The multi-cursors, those I want. But I'm willing to wait for Neovim to get them.

sevensor 2 days ago | parent [-]

That’s entirely reasonable; I switched in part because I was using visual mode so much. That being said, if you want a more vi-like experience in kakoune, you can always pipe your whole buffer through sed :)

abhinavk 3 days ago | parent | prev | next [-]

As another fan of Kakoune's model of editing (or model of modal editing), I would recommend Helix. It's a low-config tool that lets you start working without turning many knobs. Supports tree-sitter grammars and language server protocol.

_verandaguy 3 days ago | parent [-]

I haven't heard of either Kakoune or Helix, but I'm buried pretty deep in my own opinionated config.

As far as I'm concerned, the more readymade options, the better. Thanks to you and sevensor for adding recommendations!

maleldil 2 days ago | parent | prev | next [-]

> I recommend against trying to use Emacs bindings in Vim if you can help it

This is fine, I think. Using C-w is more convenient than <Esc>diw.
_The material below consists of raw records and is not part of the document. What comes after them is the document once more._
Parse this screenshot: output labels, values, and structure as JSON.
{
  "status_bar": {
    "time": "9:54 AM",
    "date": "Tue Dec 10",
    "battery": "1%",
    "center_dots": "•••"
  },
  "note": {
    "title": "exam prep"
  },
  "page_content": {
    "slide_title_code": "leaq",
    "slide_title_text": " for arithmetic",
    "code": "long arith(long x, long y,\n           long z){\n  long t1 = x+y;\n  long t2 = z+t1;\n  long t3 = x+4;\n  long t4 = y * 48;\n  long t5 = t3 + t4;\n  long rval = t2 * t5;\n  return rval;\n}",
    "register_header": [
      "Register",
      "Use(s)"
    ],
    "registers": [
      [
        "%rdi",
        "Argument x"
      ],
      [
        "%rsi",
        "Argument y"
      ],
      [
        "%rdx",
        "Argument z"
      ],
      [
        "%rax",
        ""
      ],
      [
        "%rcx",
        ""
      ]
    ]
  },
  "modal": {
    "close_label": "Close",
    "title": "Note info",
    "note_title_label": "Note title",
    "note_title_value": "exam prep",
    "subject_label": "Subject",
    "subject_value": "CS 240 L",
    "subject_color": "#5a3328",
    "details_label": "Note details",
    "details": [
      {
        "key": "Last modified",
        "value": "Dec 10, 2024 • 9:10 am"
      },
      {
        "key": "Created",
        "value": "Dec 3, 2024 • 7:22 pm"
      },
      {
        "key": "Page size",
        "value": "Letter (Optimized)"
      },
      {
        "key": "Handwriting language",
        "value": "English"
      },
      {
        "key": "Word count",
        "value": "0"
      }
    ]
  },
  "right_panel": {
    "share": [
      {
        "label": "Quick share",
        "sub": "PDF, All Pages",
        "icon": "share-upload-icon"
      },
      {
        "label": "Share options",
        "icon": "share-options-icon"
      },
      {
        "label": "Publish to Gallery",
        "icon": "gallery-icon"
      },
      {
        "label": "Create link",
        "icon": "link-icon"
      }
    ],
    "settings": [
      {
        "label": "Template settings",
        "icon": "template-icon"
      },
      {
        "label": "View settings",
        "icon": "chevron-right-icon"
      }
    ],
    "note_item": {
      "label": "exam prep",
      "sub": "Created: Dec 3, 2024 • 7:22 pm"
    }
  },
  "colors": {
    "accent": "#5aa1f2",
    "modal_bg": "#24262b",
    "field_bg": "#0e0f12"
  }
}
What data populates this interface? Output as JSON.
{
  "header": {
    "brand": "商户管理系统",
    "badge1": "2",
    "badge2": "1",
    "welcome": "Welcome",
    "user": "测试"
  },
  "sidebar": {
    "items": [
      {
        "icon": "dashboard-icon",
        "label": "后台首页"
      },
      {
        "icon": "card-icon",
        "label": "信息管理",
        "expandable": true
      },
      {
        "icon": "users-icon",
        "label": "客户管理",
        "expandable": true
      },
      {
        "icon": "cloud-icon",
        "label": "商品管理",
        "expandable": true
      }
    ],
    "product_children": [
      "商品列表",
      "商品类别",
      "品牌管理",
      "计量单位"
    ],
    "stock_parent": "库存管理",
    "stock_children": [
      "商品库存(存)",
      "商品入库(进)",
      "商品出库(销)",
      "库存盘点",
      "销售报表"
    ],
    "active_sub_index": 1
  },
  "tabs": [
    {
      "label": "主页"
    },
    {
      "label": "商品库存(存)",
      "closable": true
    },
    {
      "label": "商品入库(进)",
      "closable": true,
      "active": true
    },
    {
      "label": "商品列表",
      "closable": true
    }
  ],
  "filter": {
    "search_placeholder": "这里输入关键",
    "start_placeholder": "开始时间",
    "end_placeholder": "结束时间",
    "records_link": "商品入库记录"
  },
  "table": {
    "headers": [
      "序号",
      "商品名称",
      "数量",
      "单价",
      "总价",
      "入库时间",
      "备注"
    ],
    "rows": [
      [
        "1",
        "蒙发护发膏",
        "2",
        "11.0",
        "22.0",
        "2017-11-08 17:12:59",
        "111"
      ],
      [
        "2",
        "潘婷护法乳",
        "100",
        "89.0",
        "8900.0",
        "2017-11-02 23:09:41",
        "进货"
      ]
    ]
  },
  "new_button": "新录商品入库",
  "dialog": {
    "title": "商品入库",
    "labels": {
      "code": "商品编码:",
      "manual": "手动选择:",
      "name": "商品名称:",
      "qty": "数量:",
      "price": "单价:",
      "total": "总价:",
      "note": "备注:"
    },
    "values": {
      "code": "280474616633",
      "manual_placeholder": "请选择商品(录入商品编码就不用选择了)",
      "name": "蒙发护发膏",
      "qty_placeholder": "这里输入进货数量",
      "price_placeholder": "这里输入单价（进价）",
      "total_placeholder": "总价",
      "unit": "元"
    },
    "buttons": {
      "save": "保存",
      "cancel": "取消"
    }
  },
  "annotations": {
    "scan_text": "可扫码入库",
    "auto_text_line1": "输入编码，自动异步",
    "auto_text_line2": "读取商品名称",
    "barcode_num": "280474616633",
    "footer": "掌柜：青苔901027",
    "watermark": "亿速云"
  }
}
I also find C-a and C-e quite convenient, although you need plugins for these (tpope's vim-rsi is good).

I might be worth starting without them, though, so they learn not to rely on them too much.

That being said, I use home-row mods, which makes Control a lot easier to use than regular keyboards.

Y_Y 2 days ago | parent | prev | next [-]

Spacevim? Emacs bindings in vim? Heresy!

Spacemacs defaults to vim bindings and it's easily my favorite editor, while saving you from (some of) the endless config tweaking.

d0mine 2 days ago | parent | prev [-]

Are you saying there can’t be security vulnerabilities in Neovim? [rhetorical question]

As I understand it, the vulnerability is that viewing untrusted elisp code may lead to arbitrary code execution. Personally, I don’t remember a case where I would view elisp code without the intent of running it.